Os senadores, porém, deixaram para terça-feira, dia 14 de abril, a conclusão da votação, quando serão analisadas três sugestões de mudanças no texto. Como o projeto passou por mudanças no Senado, terá que retornar para nova votação na Câmara após a conclusão de sua análise.

Um dos principais objetivos do projeto é reduzir as exigências burocráticas para a pesquisa sobre recursos da biodiversidade brasileira e renegociar dívidas de multas aplicadas antes da vigência da regulamentação atual. As medidas terão efeito especialmente na área de pesquisa e na indústria farmacêutica e de cosméticos.

Editadas em 2001, as normas em vigor exigem autorizações prévias para a pesquisa e para a remessa de amostras para o exterior, além de pagamento assim que a possibilidade de exploração econômica do material genético é confirmada. Para o governo, no entanto, as normas atuais são restritivas à pesquisa e à atividade econômica. A necessidade de revisão da lei também é consenso entre representantes do Congresso.

Relator do projeto, o senador Jorge Viana (PT-AC) disse que o texto resgata a possibilidade de o Brasil ingressar no mercado de produção de fármacos e cosméticos, uma vez que a legislação estava ultrapassada e impedia o desenvolvimento das pesquisas.

“Se levarmos em conta os trilhões de dólares envolvidos na indústria farmacêutica, as centenas de bilhões de dólares envolvidos na indústria de cosméticos e de alimentos e na indústria química, vamos chegar à conclusão de que, até hoje, o Brasil está fora desse mercado, mesmo com a maior biodiversidade do planeta, porque não há regra clara sobre o acesso à biodiversidade”, afirmou o senador.

Pela proposta aprovada, as multas aplicadas a pesquisadores ou empresas que não respeitaram a legislação em vigor no acesso ao patrimônio genético do país serão anistiadas. Elas somam R$ 214 milhões.
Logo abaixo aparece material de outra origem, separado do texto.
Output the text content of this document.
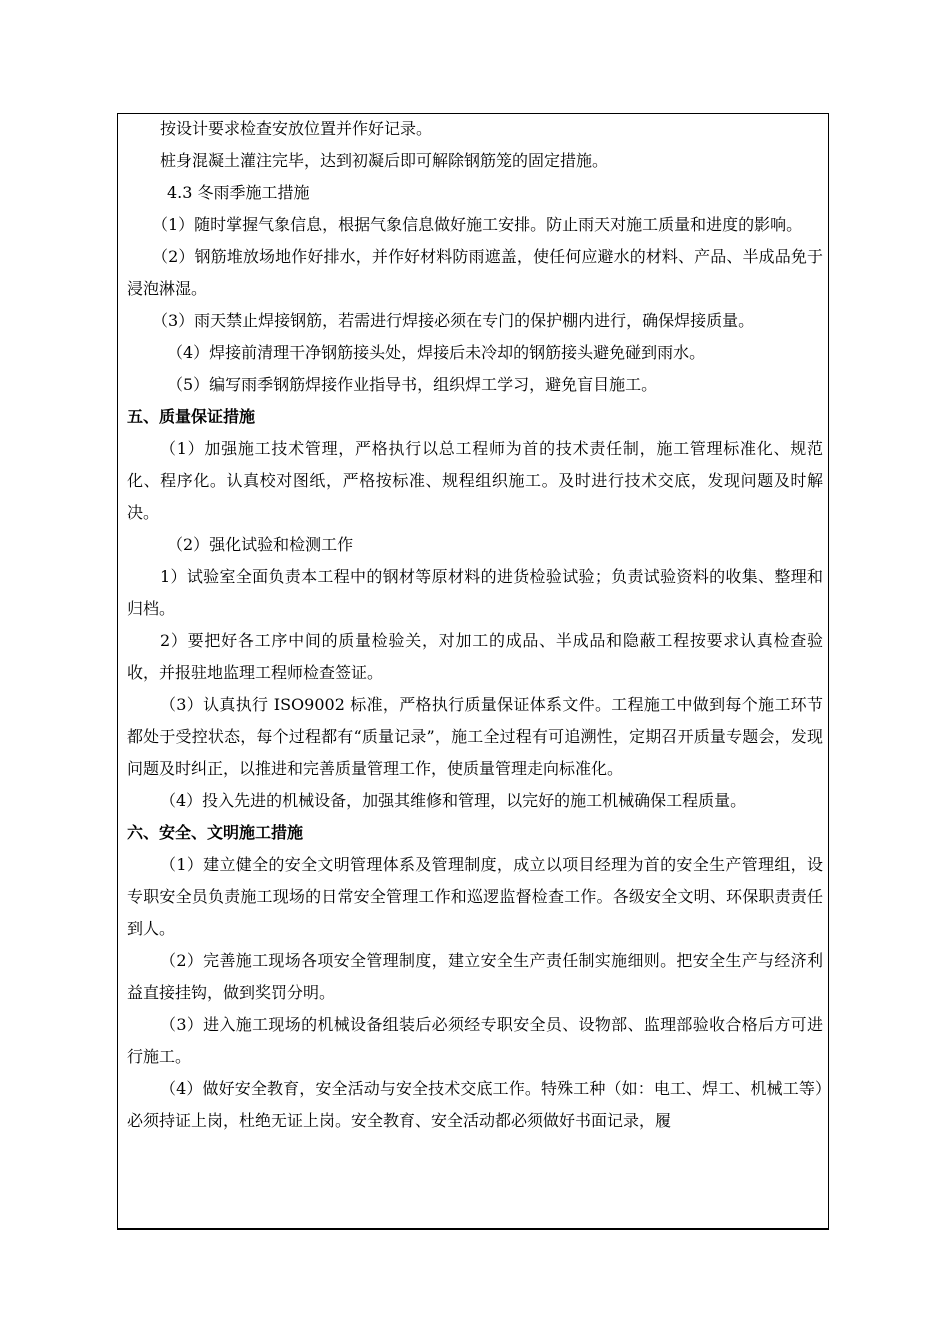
按设计要求检查安放位置并作好记录。

桩身混凝土灌注完毕，达到初凝后即可解除钢筋笼的固定措施。

4.3 冬雨季施工措施

（1）随时掌握气象信息，根据气象信息做好施工安排。防止雨天对施工质量和进度的影响。

（2）钢筋堆放场地作好排水，并作好材料防雨遮盖，使任何应避水的材料、产品、半成品免于浸泡淋湿。

（3）雨天禁止焊接钢筋，若需进行焊接必须在专门的保护棚内进行，确保焊接质量。

（4）焊接前清理干净钢筋接头处，焊接后未冷却的钢筋接头避免碰到雨水。

（5）编写雨季钢筋焊接作业指导书，组织焊工学习，避免盲目施工。

五、质量保证措施

（1）加强施工技术管理，严格执行以总工程师为首的技术责任制，施工管理标准化、规范化、程序化。认真校对图纸，严格按标准、规程组织施工。及时进行技术交底，发现问题及时解决。

（2）强化试验和检测工作

1）试验室全面负责本工程中的钢材等原材料的进货检验试验；负责试验资料的收集、整理和归档。

2）要把好各工序中间的质量检验关，对加工的成品、半成品和隐蔽工程按要求认真检查验收，并报驻地监理工程师检查签证。

（3）认真执行 ISO9002 标准，严格执行质量保证体系文件。工程施工中做到每个施工环节都处于受控状态，每个过程都有“质量记录”，施工全过程有可追溯性，定期召开质量专题会，发现问题及时纠正，以推进和完善质量管理工作，使质量管理走向标准化。

（4）投入先进的机械设备，加强其维修和管理，以完好的施工机械确保工程质量。

六、安全、文明施工措施

（1）建立健全的安全文明管理体系及管理制度，成立以项目经理为首的安全生产管理组，设专职安全员负责施工现场的日常安全管理工作和巡逻监督检查工作。各级安全文明、环保职责责任到人。

（2）完善施工现场各项安全管理制度，建立安全生产责任制实施细则。把安全生产与经济利益直接挂钩，做到奖罚分明。

（3）进入施工现场的机械设备组装后必须经专职安全员、设物部、监理部验收合格后方可进行施工。

（4）做好安全教育，安全活动与安全技术交底工作。特殊工种（如：电工、焊工、机械工等）必须持证上岗，杜绝无证上岗。安全教育、安全活动都必须做好书面记录，履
O texto prevê a anistia para aqueles que assinarem termo de compromisso para se adequarem às novas regras.

O projeto exclui a possibilidade de uma empresa estrangeira, que não seja associada a nenhuma instituição nacional, acessar o patrimônio genético brasileiro – ou mesmo que tenha acesso a amostras desse patrimônio.

O projeto trouxe polêmica entre entidades que defendem maior facilidade de acesso à pesquisa e representantes de povos indígenas, quilombolas e extrativistas, que temem que a nova lei coloque os recursos naturais em risco ou reduza direitos destes grupos.

Após negociar com esses segmentos, os senadores incluíram no texto determinação para que comunidades tradicionais tenham o direito de uso dos recursos de flora e fauna nativas, sem estarem obrigados a repartir os benefícios. O projeto original prevê essa isenção para microempreendedores individuais, agricultores tradicionais e suas cooperativas. A forma da divisão dos benefícios será feita por meio de decreto do Poder do Executivo, e não por ato individual de ministérios, como aprovado na Câmara. A repartição não monetária inclui transferência de tecnologia ou isenção de taxas de licenciamento de produtos.

Outra mudança destina para unidades de conservação, terras indígenas, quilombolas e áreas prioritárias para conservação da biodiversidade a repartição de benefícios na modalidade não monetária sempre que o produto surgir de um “conhecimento tradicional”. A ideia, no entanto, é que isso ocorra de forma não remunerada, por meio de transferência de tecnologia e apoio à proteção da biodiversidade, por exemplo.

Pela proposta aprovada, a autorização prévia para a pesquisa deve ser substituída por um cadastro eletrônico, o que pode agilizar o processo.